Bank of New York Mellon Corp., the world’s largest custody bank, asked a judge to dismiss a lawsuit brought by the New York attorney general that accused it of defrauding clients through foreign currency transactions.
The bank argued at a hearing today in New York State Supreme Court in Manhattan that the state’s securities fraud statute, known as the Martin Act, doesn’t apply to the transactions at issue in the case.
“What the AG is asking this court to do is something unprecedented,” Reid Figel, an attorney for the New York-based bank, told Justice Marcy Friedman.
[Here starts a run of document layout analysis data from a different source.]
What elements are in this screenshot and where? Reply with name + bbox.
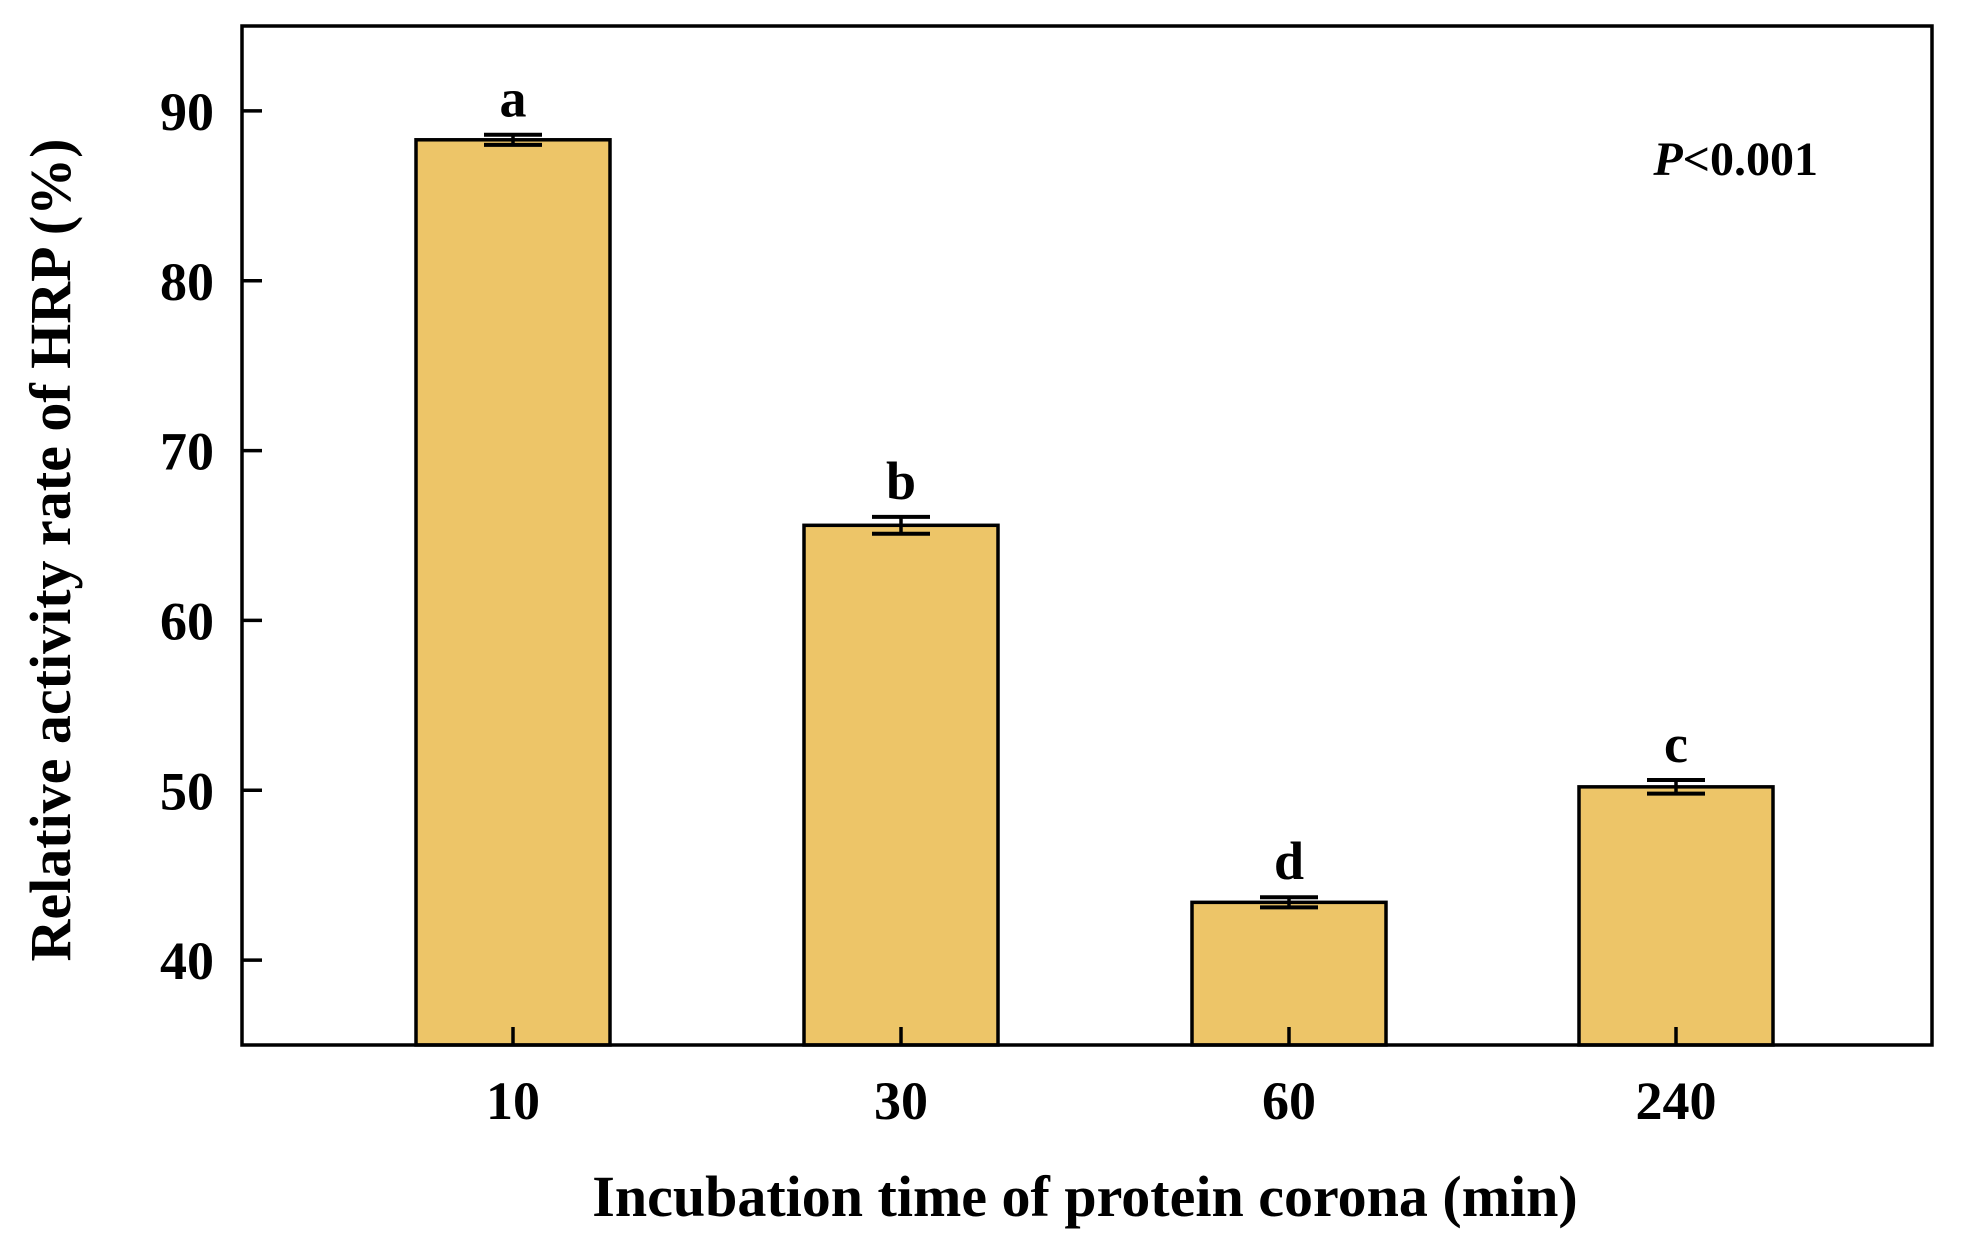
- p-value-annotation: P<0.001: [1652, 133, 1818, 186]
- x-tick-label-10: 10: [486, 1071, 540, 1131]
- error-bar-240: [1647, 778, 1705, 796]
- y-tick-label-70: 70: [160, 422, 214, 482]
- y-tick-label-40: 40: [160, 931, 214, 991]
- significance-letter-30: b: [886, 451, 916, 511]
- p-value-symbol: P: [1652, 133, 1683, 186]
- bars-layer: [414, 138, 1775, 1047]
- p-value-threshold: <0.001: [1683, 133, 1818, 186]
- significance-letter-10: a: [500, 69, 527, 129]
- x-tick-label-60: 60: [1262, 1071, 1316, 1131]
- y-tick-label-80: 80: [160, 252, 214, 312]
- bar-60: [1190, 900, 1388, 1047]
- significance-letters-layer: a b d c: [500, 69, 1688, 892]
- y-tick-label-50: 50: [160, 761, 214, 821]
- bar-10: [414, 138, 612, 1047]
- x-tick-label-30: 30: [874, 1071, 928, 1131]
- x-axis-title: Incubation time of protein corona (min): [592, 1164, 1577, 1229]
- plot-frame: [240, 24, 1934, 1047]
- error-bar-30: [872, 514, 930, 536]
- y-axis-ticks: 40 50 60 70 80 90: [160, 82, 262, 991]
- error-bar-60: [1260, 895, 1318, 910]
- error-bars-layer: [484, 132, 1705, 910]
- significance-letter-60: d: [1274, 831, 1304, 891]
- x-axis-ticks: 10 30 60 240: [486, 1027, 1717, 1131]
- x-tick-label-240: 240: [1636, 1071, 1717, 1131]
- error-bar-10: [484, 132, 542, 147]
- y-tick-label-60: 60: [160, 591, 214, 651]
- significance-letter-240: c: [1664, 714, 1688, 774]
- y-tick-label-90: 90: [160, 82, 214, 142]
- bar-240: [1577, 785, 1775, 1047]
- bar-30: [802, 523, 1000, 1047]
- y-axis-title: Relative activity rate of HRP (%): [18, 139, 83, 962]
Attorney General Eric Schneiderman sued BNY Mellon last year, saying the bank engaged in a “multipronged campaign of deception” in pricing practices for foreign currency trades on behalf of clients. The bank generated more than $2 billion in revenue from the fraud over a 10-year period, the state said.
BNY Mellon priced foreign currency trades for clients at the worst rates at which currencies traded rather than the market rates at the time of the trades, the state said. The bank promised the “best rate” and concealed its practice from clients, pocketing the difference between the rate it gave clients and the market price when it executed a transaction, according to the state.
“This is a case where they knew what they were saying was false,” Roger Waldman, an attorney for the state, said at the hearing.
BNY Mellon, which has also been sued the U.S. Attorney’s Office in Manhattan, argued in court papers that it accurately reported the actual rates it applied to the transactions and that clients could “easily determine” how the price the bank applied compared with other market rates.
The case is People v. the Bank of New York Mellon Corp. (BK), 114735-2009, New York State Supreme Court (Manhattan).